The clipping warning module, described here, deals with clipping caused by image processing and the limitations of the output color space. It should not be confused with the following similar tools:
The raw overexposed warning indicates where pixels in the original raw file are clipped due to physical limitations in the dynamic range of the camera sensor. This module highlights information that was permanently lost at the point of image capture, and you need to deal with it as best you can using highlight recovery techniques.
The gamut check module also provides information about clipping arising from image processing. It is based on the external littleCMS library, and is more or less equivalent to the full gamut mode in the clipping warning module. The downsides of the gamut check module are that it doesn’t allow you to distinguish between clipping caused by luminance and gamut mapping, and it is much slower than the clipping warning indicator.
- clipping preview mode
- This allows you to choose which type of clipping you want the indicator to highlight, and can be one of the following:
- any RGB channel: Provides an over-clipping indication if any one of the three [R,G,G] channels exceeds the maximum permitted value for the histogram color space, or an under-clipping indication if the three [R,G,B] channels are too dark and are all forced to black.
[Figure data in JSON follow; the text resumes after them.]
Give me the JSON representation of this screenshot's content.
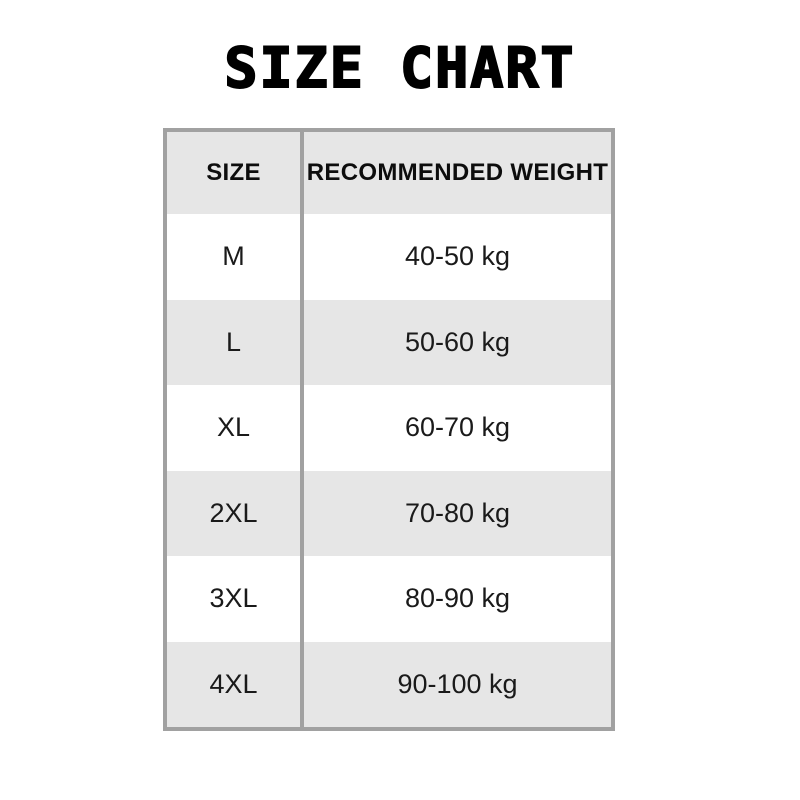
{
  "title": "SIZE CHART",
  "table": {
    "headers": {
      "size": "SIZE",
      "weight": "RECOMMENDED WEIGHT"
    },
    "rows": [
      {
        "size": "M",
        "weight": "40-50 kg"
      },
      {
        "size": "L",
        "weight": "50-60 kg"
      },
      {
        "size": "XL",
        "weight": "60-70 kg"
      },
      {
        "size": "2XL",
        "weight": "70-80 kg"
      },
      {
        "size": "3XL",
        "weight": "80-90 kg"
      },
      {
        "size": "4XL",
        "weight": "90-100 kg"
      }
    ]
  },
  "colors": {
    "page_background": "#ffffff",
    "table_border": "#a1a1a1",
    "row_alternate": "#e6e6e6",
    "row_white": "#ffffff",
    "text": "#111111"
  },
  "chart_data": {
    "type": "table",
    "title": "SIZE CHART",
    "columns": [
      "SIZE",
      "RECOMMENDED WEIGHT"
    ],
    "rows": [
      [
        "M",
        "40-50 kg"
      ],
      [
        "L",
        "50-60 kg"
      ],
      [
        "XL",
        "60-70 kg"
      ],
      [
        "2XL",
        "70-80 kg"
      ],
      [
        "3XL",
        "80-90 kg"
      ],
      [
        "4XL",
        "90-100 kg"
      ]
    ],
    "layout_hints": {
      "alternating_row_shading": true,
      "header_background": "#e6e6e6",
      "grid": "outer border + single column divider only",
      "text_alignment": "center"
    }
  }
}
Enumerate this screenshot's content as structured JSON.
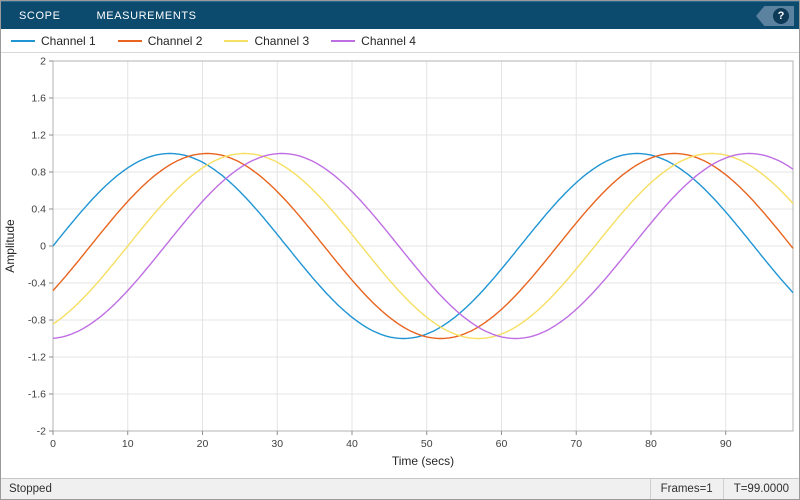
{
  "toolbar": {
    "tabs": [
      {
        "label": "SCOPE"
      },
      {
        "label": "MEASUREMENTS"
      }
    ],
    "help_label": "?"
  },
  "legend": {
    "items": [
      {
        "label": "Channel 1",
        "color": "#1f95d4"
      },
      {
        "label": "Channel 2",
        "color": "#e8641f"
      },
      {
        "label": "Channel 3",
        "color": "#f6df62"
      },
      {
        "label": "Channel 4",
        "color": "#bf6fe3"
      }
    ]
  },
  "chart_data": {
    "type": "line",
    "title": "",
    "xlabel": "Time (secs)",
    "ylabel": "Amplitude",
    "xlim": [
      0,
      99
    ],
    "ylim": [
      -2,
      2
    ],
    "grid": true,
    "xticks": [
      0,
      10,
      20,
      30,
      40,
      50,
      60,
      70,
      80,
      90
    ],
    "xtick_labels": [
      "0",
      "10",
      "20",
      "30",
      "40",
      "50",
      "60",
      "70",
      "80",
      "90"
    ],
    "yticks": [
      -2,
      -1.6,
      -1.2,
      -0.8,
      -0.4,
      0,
      0.4,
      0.8,
      1.2,
      1.6,
      2
    ],
    "ytick_labels": [
      "-2",
      "-1.6",
      "-1.2",
      "-0.8",
      "-0.4",
      "0",
      "0.4",
      "0.8",
      "1.2",
      "1.6",
      "2"
    ],
    "series": [
      {
        "name": "Channel 1",
        "color": "#1f95d4",
        "waveform": "sine",
        "amplitude": 1,
        "period_secs": 62.5,
        "delay_secs": 0
      },
      {
        "name": "Channel 2",
        "color": "#e8641f",
        "waveform": "sine",
        "amplitude": 1,
        "period_secs": 62.5,
        "delay_secs": 5
      },
      {
        "name": "Channel 3",
        "color": "#f6df62",
        "waveform": "sine",
        "amplitude": 1,
        "period_secs": 62.5,
        "delay_secs": 10
      },
      {
        "name": "Channel 4",
        "color": "#bf6fe3",
        "waveform": "sine",
        "amplitude": 1,
        "period_secs": 62.5,
        "delay_secs": 15
      }
    ],
    "legend_position": "top-left",
    "sample_step": 0.25
  },
  "status_bar": {
    "state": "Stopped",
    "frames": "Frames=1",
    "time": "T=99.0000"
  }
}
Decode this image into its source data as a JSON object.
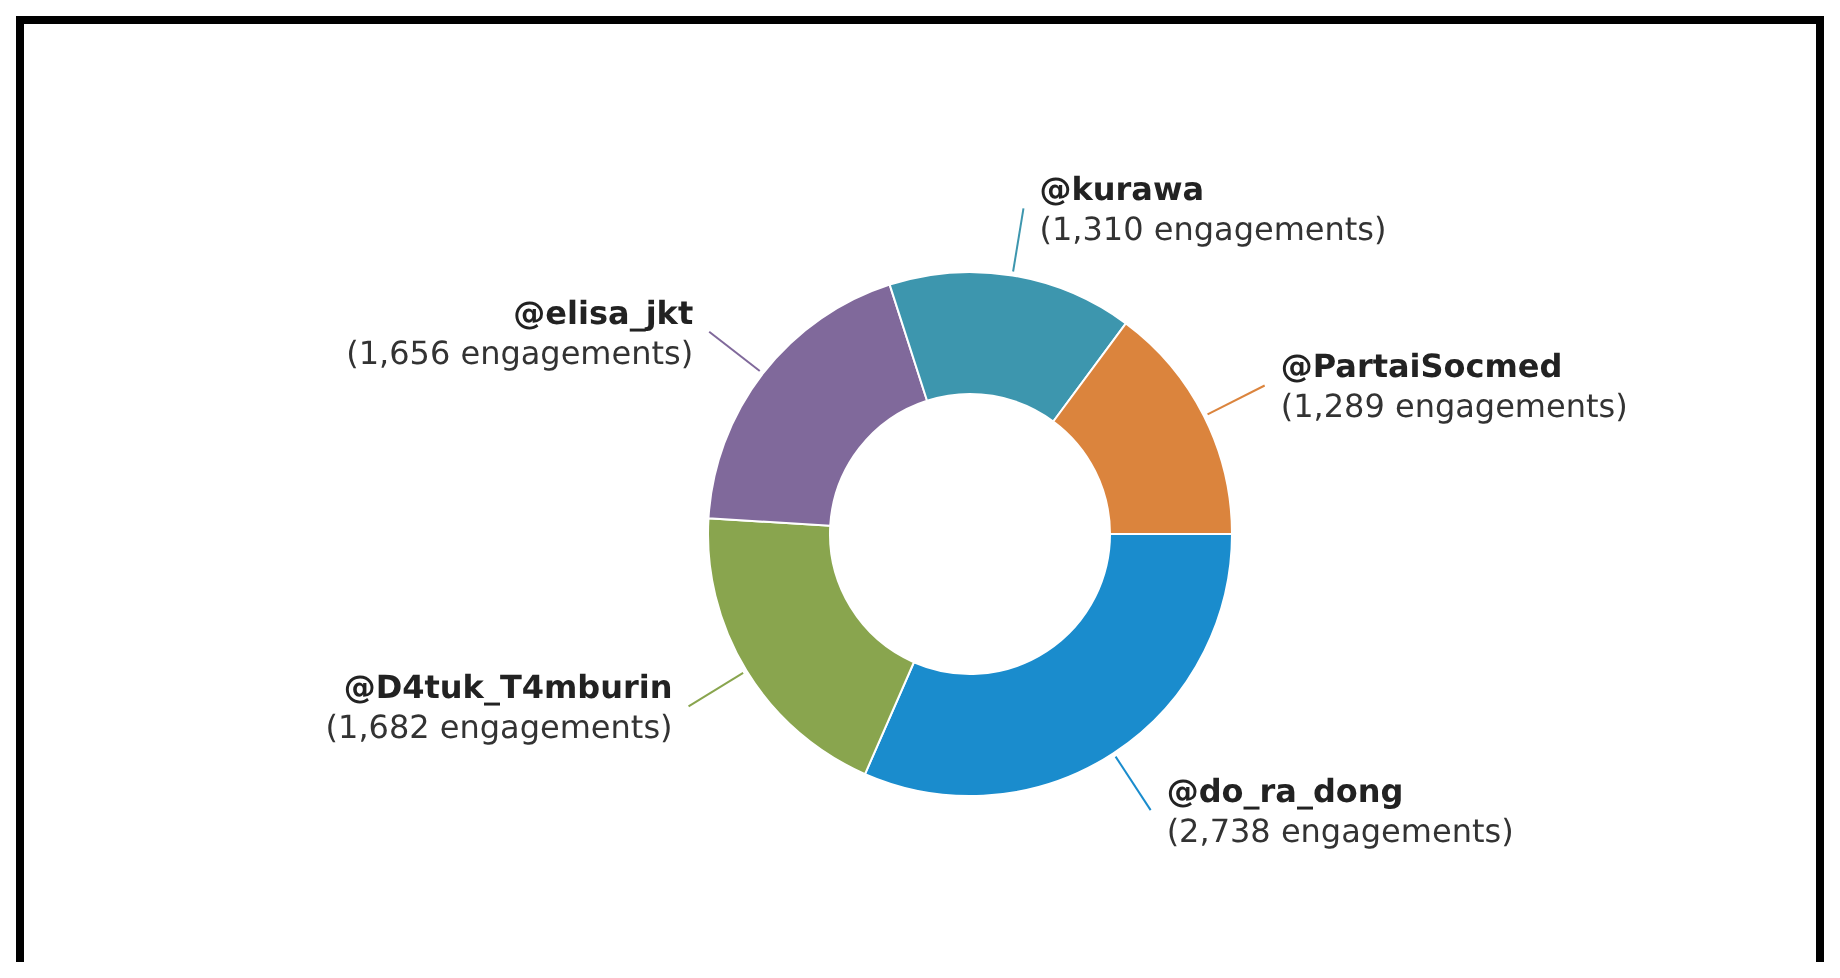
{
  "chart_data": {
    "type": "donut",
    "categories": [
      "@do_ra_dong",
      "@D4tuk_T4mburin",
      "@elisa_jkt",
      "@kurawa",
      "@PartaiSocmed"
    ],
    "values": [
      2738,
      1682,
      1656,
      1310,
      1289
    ],
    "value_labels": [
      "(2,738 engagements)",
      "(1,682 engagements)",
      "(1,656 engagements)",
      "(1,310 engagements)",
      "(1,289 engagements)"
    ],
    "colors": [
      "#1a8ccd",
      "#89a54e",
      "#80699b",
      "#3d96ae",
      "#db843d"
    ]
  }
}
This was the default mode prior to darktable version 3.4.
- luminance only: Indicates any pixels that are clipped because their luminance falls outside of the range set in the “upper threshold” and “lower threshold” sliders. If this happens, it generally means that tone mapping or exposure settings have been poorly set
- saturation only: Indicates where over-saturated colors have pushed one or more of the [R,G,B] channels towards a value outside the permitted range of the histogram color space, even though the overall luminance of the pixel may lie within acceptable limits. This means this pixel color is imposible to represent in the histogram color space, and can arise from poorly set gamut mapping or saturation settings,
- full gamut: Shows the combination of the 3 previous options. This is the default mode from darktable 3.4 onwards, and it gives the most complete indication of potentially problematic pixels.
- color scheme
- By default, the indicator marks pixels with red where the upper threshold is exceeded (over-clipping) and with blue where the lower threshold is breached (under-clipping). This color scheme can be changed to black & white or purple & green for “over & under” indicators, which may be useful to improve visibility for some images.
- lower threshold
- Expressed in EV relative to the white point (which is nominally EV = 0). If the [R,G,B] channels all fall below this value, an under-clipping indicator is shown warning that the pixel may be end up being crushed to black. Use the following reference to set this threshold, depending on your intended output medium:
- 8-bit sRGB clips blacks at -12.69 EV
- 8-bit Adobe RGB clips blacks at -19.79 EV
- 16-bit sRGB clips blacks at -20.69 EV
- fine-art matte prints typically produce black at -5.30 EV
- color glossy prints typically produce black at -8.00 EV
- black-and-white glossy prints typically produce black at -9.00 EV
- upper threshold
- How close a pixel should be to the upper limit before being flagged by the clipping warning, expressed as a percentage. Defaults to 98%. In the case of gamut checks, this controls how close the saturation of the pixel is allowed to get to the limits of the color space’s gamut before a clipping indication is flagged.